Komisja śledcza ds. Pegasusa wnioskuje do prokuratury o przekazanie pism Jarosława Kaczyńskiego do @ZiobroPL i @MorawieckiM ws. nieprawidłowości dot. Funduszu Sprawiedliwości – mówi @WZembaczynski. Prezes PiS zeznał, że nie wiedział o nieprawidłowościach, więc komisja chce… pic.twitter.com/7w8sJzCCOF
— Patryk Michalski (@patrykmichalski) July 10, 2024
Jarosław Kaczyński zeznał przed komisją, że nie miał świadomości i wiedzy o bezprawnym wykorzystaniu Funduszu Sprawiedliwości do zakupu Pegasusa.
– Wnioskowane dokumenty stanowią nowy element potwierdzający, że wymienione osoby, w tym Mateusz Morawiecki, Zbigniew Ziobro i w szczególności świadek Jarosław Kaczyński miały świadomość istnienia nieprawidłowości wokół Funduszu. Te listy posłużą komisji do tego, żeby przyłapać Jarosława Kaczyńskiego na składaniu fałszywych zeznań – powiedział Witold Zembaczyński.
Giertych składa zawiadomienie
We wtorek 2 lipca „Gazeta Wyborcza” opisała dokument znaleziony przez ABW podczas przeszukania domu byłego wiceministra sprawiedliwości Marcina Romanowskiego. Autorem listu jest Jarosław Kaczyński, a adresatem Zbigniew Ziobro.
Z treści listu wynika, że prezes PiS miał wiedzę o nadużyciach i nieprawidłowościach w Funduszu Sprawiedliwości. Jego obowiązkiem było złożenie zawiadomienia w prokuraturze o możliwości popełnienia przestępstwa. Mecenas Roman Giertych złożył w tej sprawie stosowane zawiadomienie na prezesa.

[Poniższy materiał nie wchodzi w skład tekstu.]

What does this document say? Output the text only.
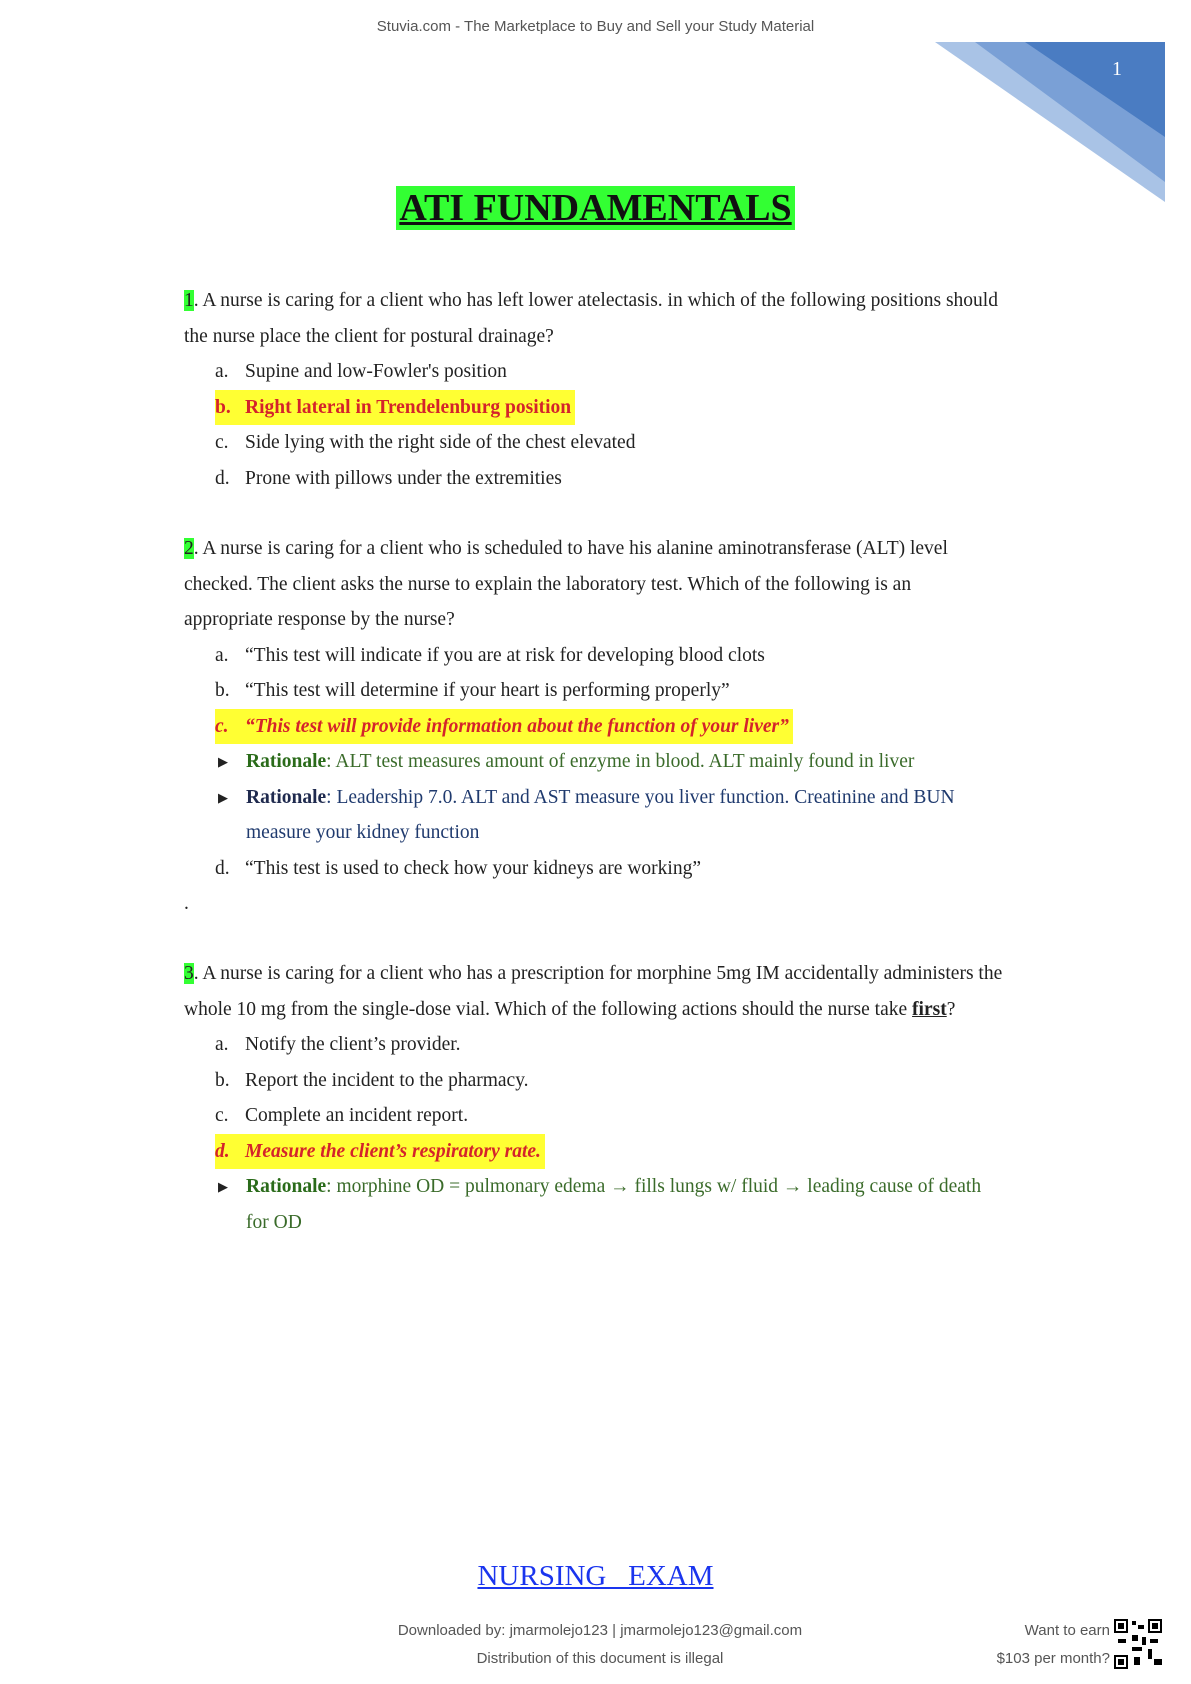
Stuvia.com - The Marketplace to Buy and Sell your Study Material
1
ATI FUNDAMENTALS

1. A nurse is caring for a client who has left lower atelectasis. in which of the following positions should the nurse place the client for postural drainage?

a. Supine and low-Fowler's position
b. Right lateral in Trendelenburg position
c. Side lying with the right side of the chest elevated
d. Prone with pillows under the extremities

2. A nurse is caring for a client who is scheduled to have his alanine aminotransferase (ALT) level checked. The client asks the nurse to explain the laboratory test. Which of the following is an appropriate response by the nurse?

a. “This test will indicate if you are at risk for developing blood clots
b. “This test will determine if your heart is performing properly”
c. “This test will provide information about the function of your liver”
▶ Rationale: ALT test measures amount of enzyme in blood. ALT mainly found in liver
▶ Rationale: Leadership 7.0. ALT and AST measure you liver function. Creatinine and BUN measure your kidney function
d. “This test is used to check how your kidneys are working”

.

3. A nurse is caring for a client who has a prescription for morphine 5mg IM accidentally administers the whole 10 mg from the single-dose vial. Which of the following actions should the nurse take first?

a. Notify the client’s provider.
b. Report the incident to the pharmacy.
c. Complete an incident report.
d. Measure the client’s respiratory rate.
▶ Rationale: morphine OD = pulmonary edema → fills lungs w/ fluid → leading cause of death for OD
NURSING   EXAM
Downloaded by: jmarmolejo123 | jmarmolejo123@gmail.com
Distribution of this document is illegal
Want to earn
$103 per month?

Z kolei Prokurator Krajowy Dariusz Korneluk w rozmowie z TVP.info, poinformował, że „sprawa listu ma już nadany swój bieg”. – Trwają czynności sprawdzające w Prokuraturze Okręgowej w Warszawie. Jeśli zostanie udowodnione przestępstwo, będą postawione zarzuty – powiedział.